A number of years ago, long before cancer was even a part of our vocabulary, years before John was even diagnosed, I took part in our hospice organization’s first Children’s Bereavement Camp. As part of the weekend activities, the children were to create their own grief masks as a way of expressing what they could not express in words.
In order to help them, the art teacher felt that we, the buddies and counselors, needed to experience the process ourselves, in advance. It was partially about understanding the mechanics of working with paper mache, but on a deeper level, it was an engrained part of the philosophy of our hospice that we cannot skillfully help others in their grieving process until we have worked through our own grief.
Just last week, while re-arranging and sorting through the external aspects of this new life of mine, I came across that grief mask that I created in 2 hours time so many years ago. I was struck by how still-relevant my symbolic representation of my grief at that time was to the way that I view my new life as a widow:
My life symbolized in a mask— the tears that I shed, the clouds that still drift across my emotional landscape, the awe-inspiring rainbows that accompany those clouds, and the reality of what I only dreamed of at that time: the unimaginable gift of how that grief has shaped me into a stronger, more resilient and deeper human being.
I must admit that, in my pre-widowhood days, I thought that the people who talked about carrying their deceased loved ones in their hearts forever had succumbed to wishful thinking. My thinking has been radically changed as a result of my own experience. Let me preface that by saying that John and I could not have been two more different people. Many friends found it rather amazing that we were married at all, let alone married for more than 40 years.

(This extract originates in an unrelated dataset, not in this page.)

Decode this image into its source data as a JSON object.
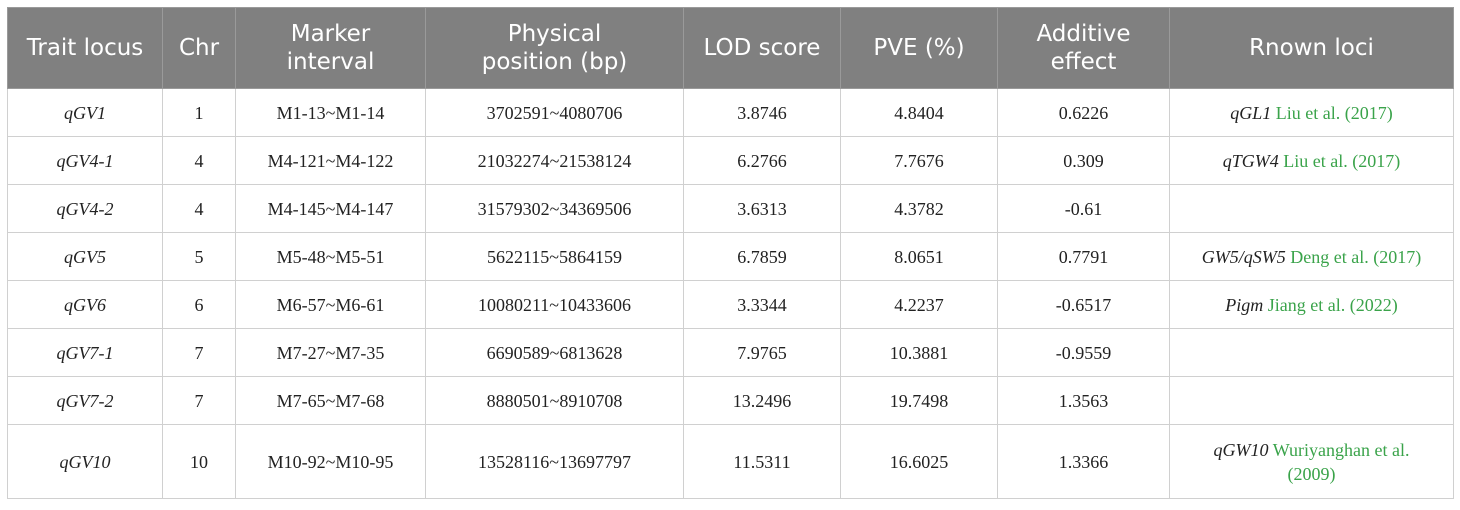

John was uber-pragmatic, convinced that everything could be understood through rational analysis; I was more drawn to the existential realms of the spirit. He was profoundly biased towards a fundamentally conservative point of view; I was decidedly more liberal. If John had a mantra, it was “Shit happens”; he always mocked what he referred to as my “Magic happens” philosophy. When death began to enter our lives in the form of bad things happening to good friends, John was quick to offer support in his own unique way, telling them, “You can count on me to help in any way I can, with financial arrangements, wills, trusts— but if you need emotional support, Rachel is the one you need to talk to.”
Two utterly different people, John and I. Yet who I am today is profoundly, mind-bogglingly influenced by and intermingled with whatever that is that is the essence of John. I continue to be astonished (not really a strong enough word— just because it seems so preposterous, and yet luminously beautiful to me) by just how much I actually think like John now, 2 years after his death. When this comes up in conversation with dear friends, I ask if they notice that I sound a lot like John— to which they chortle and agree with the same incredulity that I feel.
This has been an incredibly reassuring and comforting revelation for me, one that leaves me, in many ways, not feeling nearly as alone and bereft as I might have imagined 2 years ago. So for those who are not yet at the point where I find myself today, it is my fervent hope for you that you discover, as I have, that grief contains some hidden and breathtakingly beautiful gifts within its harsh exterior.